I wore a yellow flower in my hair most of the day Saturday. Youngest put it there, after trapping me in her closet for a beauty treatment. It was our first day home after a week and a half away, and while I felt like I had been with people constantly, she seemed to feel like we needed more us-time. Or maybe I just looked like I needed beautifying. I am rarely fancy enough for that girl. So she closed the door to her closet, made me sit down, waved various articles in front of my face, and stuck one of her flower barrettes in my hair. Voila—beautiful.
A few hours later she caught me in her closet again, putting away laundry, and she shut the door, turned out the light, and gave me a guided “museum tour” of the closet with a flashlight. She is a forceful and passionate and generous soul.
I have often wished to be the sort of person who wore flowers in her hair. In reality, though, it makes me feel out of character—like somebody who’s trying (too hard) to be one of those people who can actually pull it off. But I thought of something I read a few years ago, by a mother who chose to wear the funny hat her daughter gave her, and to pause from her work to watch her daughter’s impromptu ballet, because she didn’t want to run the risk of losing her child and realizing she never did those things. “Not to watch the ballet or wear the hat is a cold and withering sin.” I allowed the words to haunt me and I kept the flower in my hair until I went to bed.

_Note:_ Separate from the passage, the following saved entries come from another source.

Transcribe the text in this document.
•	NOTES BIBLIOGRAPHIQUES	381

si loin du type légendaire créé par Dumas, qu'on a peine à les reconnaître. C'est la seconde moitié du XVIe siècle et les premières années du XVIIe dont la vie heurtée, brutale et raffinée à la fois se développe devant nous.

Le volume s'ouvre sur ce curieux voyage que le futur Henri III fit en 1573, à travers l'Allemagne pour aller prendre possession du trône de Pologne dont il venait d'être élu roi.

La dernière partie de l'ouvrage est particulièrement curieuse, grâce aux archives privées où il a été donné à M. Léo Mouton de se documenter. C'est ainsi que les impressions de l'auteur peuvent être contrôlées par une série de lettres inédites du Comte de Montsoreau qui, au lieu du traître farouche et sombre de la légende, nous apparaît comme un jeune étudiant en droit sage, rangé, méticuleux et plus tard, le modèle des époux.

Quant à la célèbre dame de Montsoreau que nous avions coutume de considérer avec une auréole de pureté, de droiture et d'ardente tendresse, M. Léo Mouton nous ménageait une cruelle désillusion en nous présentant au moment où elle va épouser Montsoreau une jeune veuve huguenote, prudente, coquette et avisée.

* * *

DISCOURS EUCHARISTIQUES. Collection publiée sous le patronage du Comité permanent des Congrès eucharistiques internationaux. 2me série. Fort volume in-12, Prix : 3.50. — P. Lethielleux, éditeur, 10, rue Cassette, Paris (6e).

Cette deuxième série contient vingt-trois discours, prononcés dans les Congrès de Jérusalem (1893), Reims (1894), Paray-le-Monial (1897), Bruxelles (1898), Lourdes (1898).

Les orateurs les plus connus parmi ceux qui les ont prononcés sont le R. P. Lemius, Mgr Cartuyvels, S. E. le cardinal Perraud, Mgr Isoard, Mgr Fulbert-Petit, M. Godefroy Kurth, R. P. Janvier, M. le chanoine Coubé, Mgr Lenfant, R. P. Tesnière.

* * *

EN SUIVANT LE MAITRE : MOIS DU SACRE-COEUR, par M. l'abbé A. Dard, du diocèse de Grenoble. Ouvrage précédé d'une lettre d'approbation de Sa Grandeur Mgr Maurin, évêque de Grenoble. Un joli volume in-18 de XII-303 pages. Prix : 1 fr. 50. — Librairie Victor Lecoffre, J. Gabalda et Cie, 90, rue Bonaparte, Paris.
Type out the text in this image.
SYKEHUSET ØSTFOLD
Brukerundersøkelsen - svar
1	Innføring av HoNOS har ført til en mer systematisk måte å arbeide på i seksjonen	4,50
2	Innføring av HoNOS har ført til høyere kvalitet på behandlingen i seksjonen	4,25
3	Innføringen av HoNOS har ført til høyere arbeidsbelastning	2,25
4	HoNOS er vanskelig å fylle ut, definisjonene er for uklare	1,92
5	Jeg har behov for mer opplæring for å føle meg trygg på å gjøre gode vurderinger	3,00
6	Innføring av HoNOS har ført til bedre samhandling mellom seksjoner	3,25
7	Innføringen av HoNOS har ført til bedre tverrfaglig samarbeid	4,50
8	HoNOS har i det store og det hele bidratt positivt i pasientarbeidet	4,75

And a funny thing happened. I got to be the person my daughter saw, somebody who could unquestionably pull off a big yellow flower. Somebody more than I might allow myself to be, left to my own devices.
That is a gift.
Because maybe people who wear flowers in their hair are simply the ones who decide, “To hell with it, I feel like wearing a flower in my hair today.” Or maybe they are the ones who had somebody else put the flower there, and that was encouragement enough.
Maybe it’s a little bit of both.
When somebody else can see it too—you with a flower in your hair, for example—sometimes that gives you the strength or the daring or the perseverance you need. It changes your vision. Fortifies it.
When somebody else can see it, that person gives your vision back to you.
By the way, the bit of prose that inspired me to wear the flower? I looked it up to get the exact quote. I hadn’t read it for years, and had forgotten most of the details, beyond the importance of wearing the hat.
It is called “The Gift.”
When I look back on 2012, I see a year that was achingly hard in many ways. And a year marked by determination to keep reaching out. But also—and this is what I want to focus on—what I want to move forward with—is that it was a year of friendship. Of people who gave my vision back to me, who saw things I-only-dared-hope were buried deep inside and gave me the strength to believe and act like they really were there. That is quite a gift.
Janus, Roman god, January’s namesake, was a being with two faces—one looking back and one looking forward. On this day of doing both, regardless of what is ahead or behind, I want to wish you a year of yellow flowers. Loads of them.
Happy New Year, my friends.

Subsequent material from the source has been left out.